Experimental characterization of energy transfer from large-diameter kilowatt continuous-wave laser beams to metal samples

Abstract

In this work, the energy transfer from intense continuous-wave laser beams with a wavelength of 1070 nm, a power in the kilowatt range, and with diameters in the millimeter and centimeter range to metal samples is investigated. While the absorptivity of iron and steel samples is almost constant for laser intensities below 3.4 kW/cm2, a decrease in the absorptivity is observed for higher intensities which is attributed to the formation of a vapor plume in the interaction zone. The dynamics of the formation and expansion as well as the emission of light in the visible spectral range from the vapor plume are further characterized with a fixed beam diameter of 2.6 mm at a laser power of 10 kW in detail for iron and aluminum samples.

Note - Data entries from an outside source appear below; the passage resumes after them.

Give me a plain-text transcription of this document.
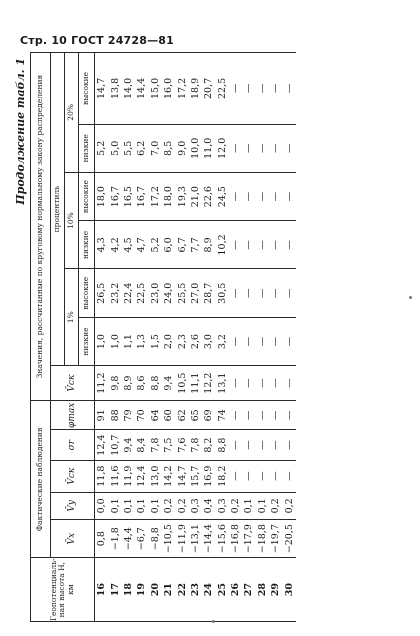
Стр. 10 ГОСТ 24728—81
Продолжение табл. 1
Геопотенциаль-ная высота Н, км	Фактические наблюдения					Значения, рассчитанные по круговому нормальному закону распределения						
	V̄x	V̄y	V̄ск	σr	φmax	V̄ск	процентиль					
							1%		10%		20%	
							низкие	высокие	низкие	высокие	низкие	высокие
16	0,8	0,0	11,8	12,4	91	11,2	1,0	26,5	4,3	18,0	5,2	14,7
17	−1,8	0,1	11,6	10,7	88	9,8	1,0	23,2	4,2	16,7	5,0	13,8
18	−4,4	0,1	11,9	9,4	79	8,9	1,1	22,4	4,5	16,5	5,5	14,0
19	−6,7	0,1	12,4	8,4	70	8,6	1,3	22,5	4,7	16,7	6,2	14,4
20	−8,8	0,1	13,0	7,8	64	8,8	1,5	23,0	5,2	17,2	7,0	15,0
21	−10,5	0,2	14,2	7,5	60	9,4	2,0	24,0	6,0	18,0	8,5	16,0
22	−11,9	0,2	14,7	7,6	62	10,5	2,3	25,5	6,7	19,3	9,0	17,2
23	−13,1	0,3	15,7	7,8	65	11,1	2,6	27,0	7,7	21,0	10,0	18,9
24	−14,4	0,4	16,9	8,2	69	12,2	3,0	28,7	8,9	22,6	11,0	20,7
25	−15,6	0,3	18,2	8,8	74	13,1	3,2	30,5	10,2	24,5	12,0	22,5
26	−16,8	0,2	—	—	—	—	—	—	—	—	—	—
27	−17,9	0,1	—	—	—	—	—	—	—	—	—	—
28	−18,8	0,1	—	—	—	—	—	—	—	—	—	—
29	−19,7	0,2	—	—	—	—	—	—	—	—	—	—
30	−20,5	0,2	—	—	—	—	—	—	—	—	—	—
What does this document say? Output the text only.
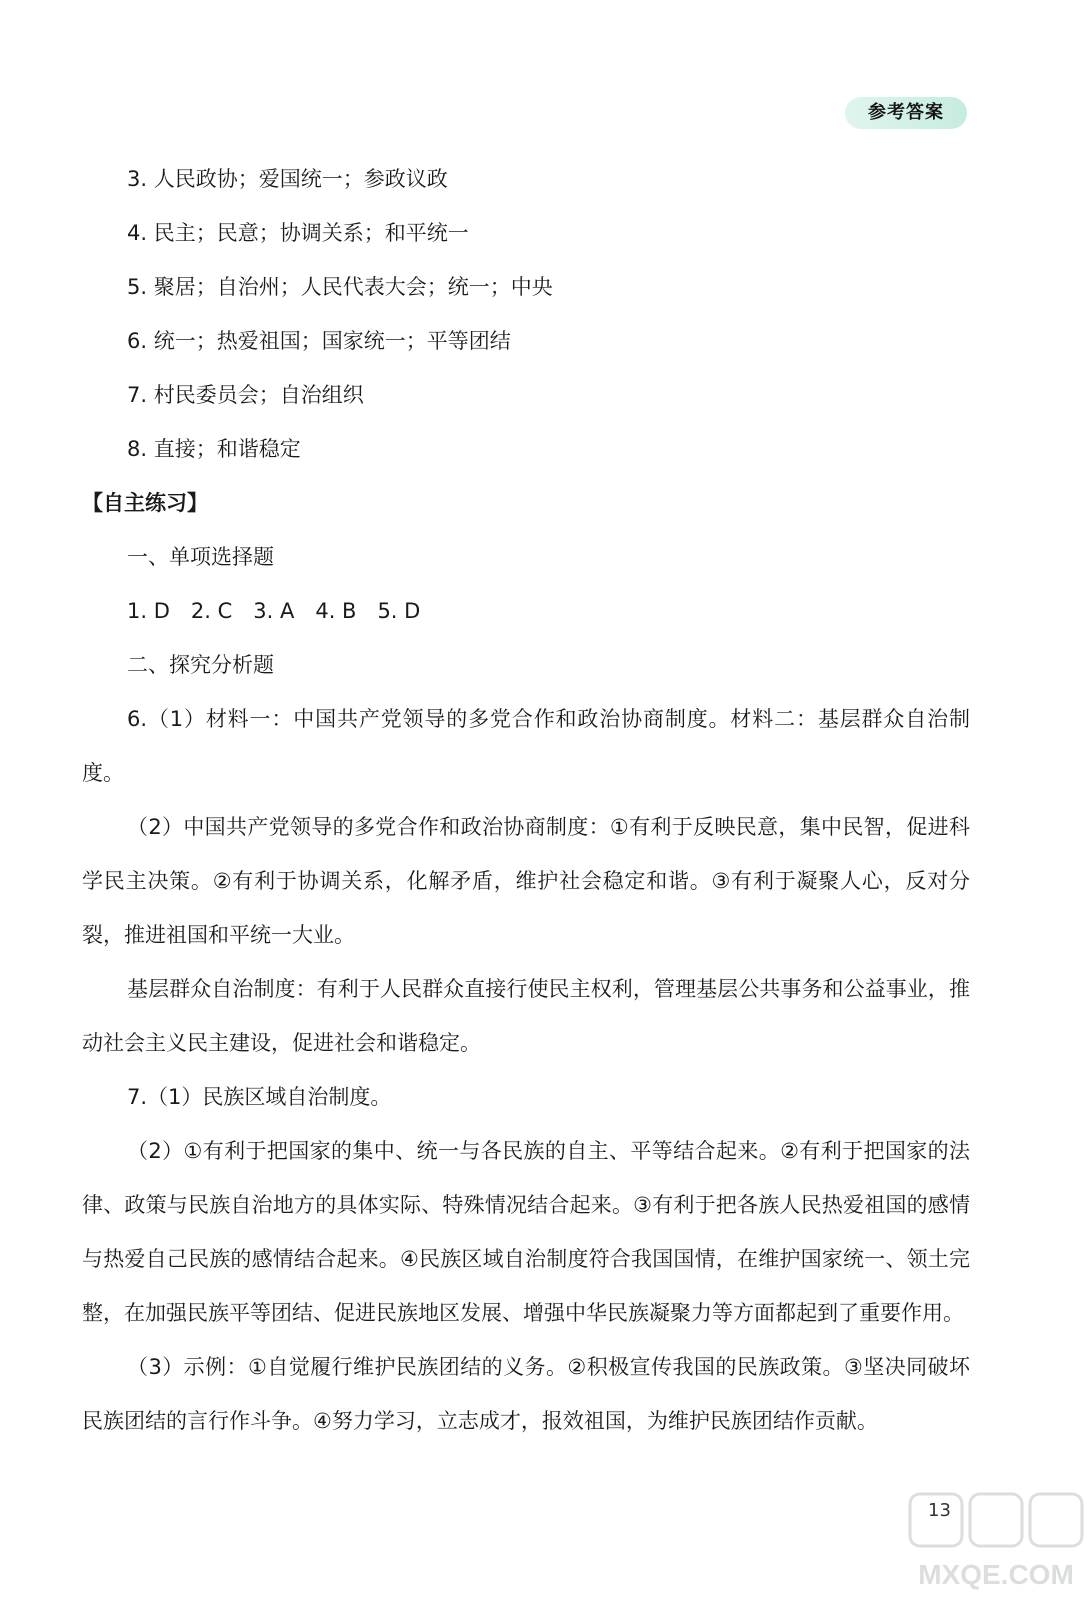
参考答案
3. 人民政协；爱国统一；参政议政
4. 民主；民意；协调关系；和平统一
5. 聚居；自治州；人民代表大会；统一；中央
6. 统一；热爱祖国；国家统一；平等团结
7. 村民委员会；自治组织
8. 直接；和谐稳定
【自主练习】
一、单项选择题
1. D　2. C　3. A　4. B　5. D
二、探究分析题
6.（1）材料一：中国共产党领导的多党合作和政治协商制度。材料二：基层群众自治制度。
（2）中国共产党领导的多党合作和政治协商制度：①有利于反映民意，集中民智，促进科学民主决策。②有利于协调关系，化解矛盾，维护社会稳定和谐。③有利于凝聚人心，反对分裂，推进祖国和平统一大业。
基层群众自治制度：有利于人民群众直接行使民主权利，管理基层公共事务和公益事业，推动社会主义民主建设，促进社会和谐稳定。
7.（1）民族区域自治制度。
（2）①有利于把国家的集中、统一与各民族的自主、平等结合起来。②有利于把国家的法律、政策与民族自治地方的具体实际、特殊情况结合起来。③有利于把各族人民热爱祖国的感情与热爱自己民族的感情结合起来。④民族区域自治制度符合我国国情，在维护国家统一、领土完整，在加强民族平等团结、促进民族地区发展、增强中华民族凝聚力等方面都起到了重要作用。
（3）示例：①自觉履行维护民族团结的义务。②积极宣传我国的民族政策。③坚决同破坏民族团结的言行作斗争。④努力学习，立志成才，报效祖国，为维护民族团结作贡献。
13
MXQE.COM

The analysis of high speed video sequences yields expansion velocities of the vapor plume of 5.0 m/s for the iron and 0.29 m/s for the aluminum samples. In the spectra from the aluminum samples, emission lines from atomic aluminum as well as emission bands from molecular aluminum monoxide are identified and allow for the estimation of the basic thermodynamic parameters. A special focus is on the investigation of the effect of vapor and plasma formation on the energy transfer from the laser to the sample and on the analysis of the role of inverse bremsstrahlung in this process. The measurements indicate that the metal vapor is partially ionized and that there is a significant contribution of inverse bremsstrahlung to the absorption of laser energy in the partially ionized vapor plume.